Türkiye’nin bu konulardaki politika, önlem ve davranış kurallarının bekçisi durumunda olan Aile ve Sosyal Hizmetler Bakanlığı’na kısa bir süre önce getirilen hanımefendi, covid 19 salgını sürecinde kadına şiddet olaylarındaki artışı “Pandemi nedeniyle alışkanlıkların değişmesine” bağlarken, "Tolere edilebilir düzeyde bir artış" ifadelerini kullandı.
Kadına şiddette görülen artış hoş görülebilir düzeydeymiş. Yani “O kadarcık da olur!” diyor. Önceki bir Bakan da erkek çocuklarına cinsel istismarda bulunulduğu ortaya çıkan bir yandaş vakfı savunmak saikiyle, “Bir kereden bir şey olmaz” anlamına gelen laflar ettiydi…
Orası şiddeti hoş görme makamı değildir Sayın Bakan. Göreve gelişinizin daha ilk günlerinde şiddete gerekçe uydurma çabasına girmeniz utanç vericidir.
AKP iktidarının ilk yıllarında kadın sorunlarına çözümler geliştirme ve cinsiyet eşitliğini sağlama görevinin emanet edildiği hükümet üyesi “Kadın ve Aileden Sorumlu Devlet Bakanı” unvanını taşırdı. İzleyen hükümetlerde “kadın” sözcüğü kaldırıldı ve kadın “aile” kavramının içine hapsedildi. Çünkü ülkeyi yöneten felsefeye göre kadının yeri aileydi. Anne ya da eş değilse kadın olmanın bir manası da yoktu.
En başarılı diye bilinen aile bakanımız, “Feminizmden bugüne kadar kimse fayda görmemiştir, bundan sonra da görmeyecektir” incisini telaffuz etmemiş miydi?
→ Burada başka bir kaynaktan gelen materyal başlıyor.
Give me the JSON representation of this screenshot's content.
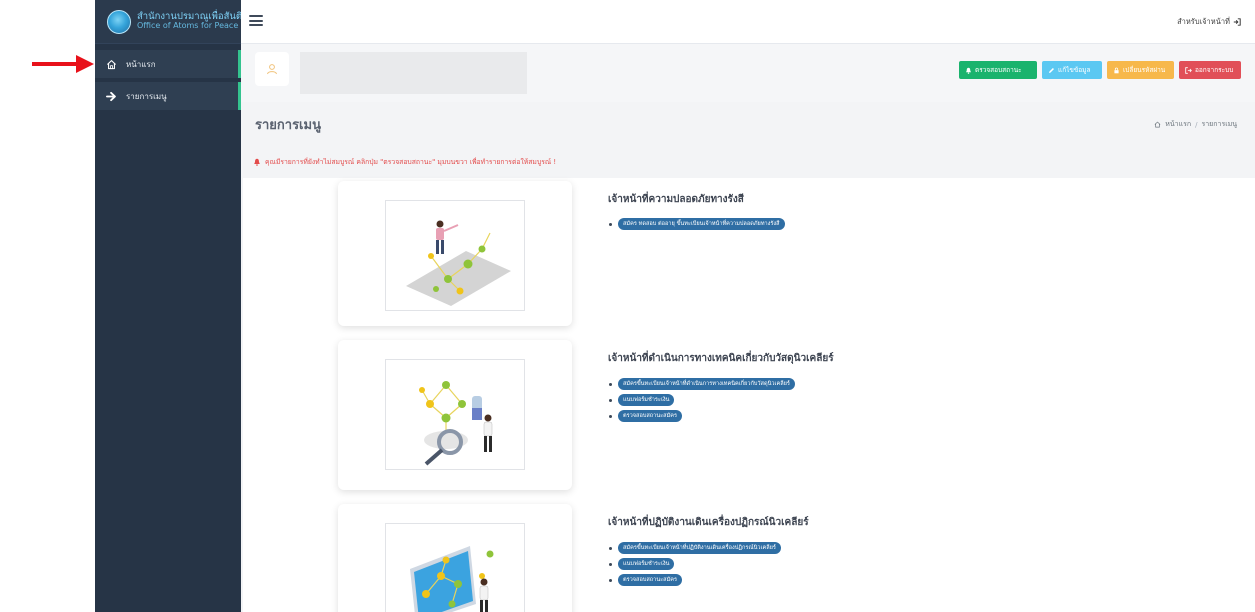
{
  "brand": {
    "name_th": "สำนักงานปรมาณูเพื่อสันติ",
    "name_en": "Office of Atoms for Peace"
  },
  "sidebar": {
    "items": [
      {
        "label": "หน้าแรก",
        "icon": "home-icon"
      },
      {
        "label": "รายการเมนู",
        "icon": "arrow-right-icon"
      }
    ]
  },
  "topbar": {
    "user_label": "สำหรับเจ้าหน้าที่"
  },
  "actions": {
    "status": "ตรวจสอบสถานะ",
    "edit": "แก้ไขข้อมูล",
    "password": "เปลี่ยนรหัสผ่าน",
    "logout": "ออกจากระบบ"
  },
  "page": {
    "title": "รายการเมนู",
    "breadcrumb": {
      "home": "หน้าแรก",
      "current": "รายการเมนู"
    },
    "alert": "คุณมีรายการที่ยังทำไม่สมบูรณ์ คลิกปุ่ม \"ตรวจสอบสถานะ\" มุมบนขวา เพื่อทำรายการต่อให้สมบูรณ์ !"
  },
  "sections": [
    {
      "title": "เจ้าหน้าที่ความปลอดภัยทางรังสี",
      "links": [
        "สมัคร ทดสอบ ต่ออายุ ขึ้นทะเบียนเจ้าหน้าที่ความปลอดภัยทางรังสี"
      ]
    },
    {
      "title": "เจ้าหน้าที่ดำเนินการทางเทคนิคเกี่ยวกับวัสดุนิวเคลียร์",
      "links": [
        "สมัครขึ้นทะเบียนเจ้าหน้าที่ดำเนินการทางเทคนิคเกี่ยวกับวัสดุนิวเคลียร์",
        "แนบฟอร์มชำระเงิน",
        "ตรวจสอบสถานะสมัคร"
      ]
    },
    {
      "title": "เจ้าหน้าที่ปฏิบัติงานเดินเครื่องปฏิกรณ์นิวเคลียร์",
      "links": [
        "สมัครขึ้นทะเบียนเจ้าหน้าที่ปฏิบัติงานเดินเครื่องปฏิกรณ์นิวเคลียร์",
        "แนบฟอร์มชำระเงิน",
        "ตรวจสอบสถานะสมัคร"
      ]
    }
  ],
  "colors": {
    "sidebar": "#263446",
    "accent_green": "#1ab36d",
    "accent_blue": "#5bc8f2",
    "accent_orange": "#f7b84b",
    "accent_red": "#e14f58",
    "pill": "#2f6ea4",
    "alert": "#e34b4b"
  }
}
Cumhurbaşkanı Erdoğan çeşitli vesilelerle yaptığı konuşmalarda, “Ben zaten kadın erkek eşitliğine inanmıyorum” dememiş miydi?
“Büyükle küçüğü aynı terazide tartamazsınız. Güçlüyle zayıfı aynı yarışa sokamazsınız” sözünü söylememiş miydi?
En iyisi Büyük Atatürk’e kulak verelim:
“Bir toplum, bir millet erkek ve kadın denilen iki cins insandan meydana gelir. Mümkün müdür ki, bir toplumun yarısı topraklara zincirlerle bağlı kaldıkça, diğer kısmı göklere yükselebilsin!”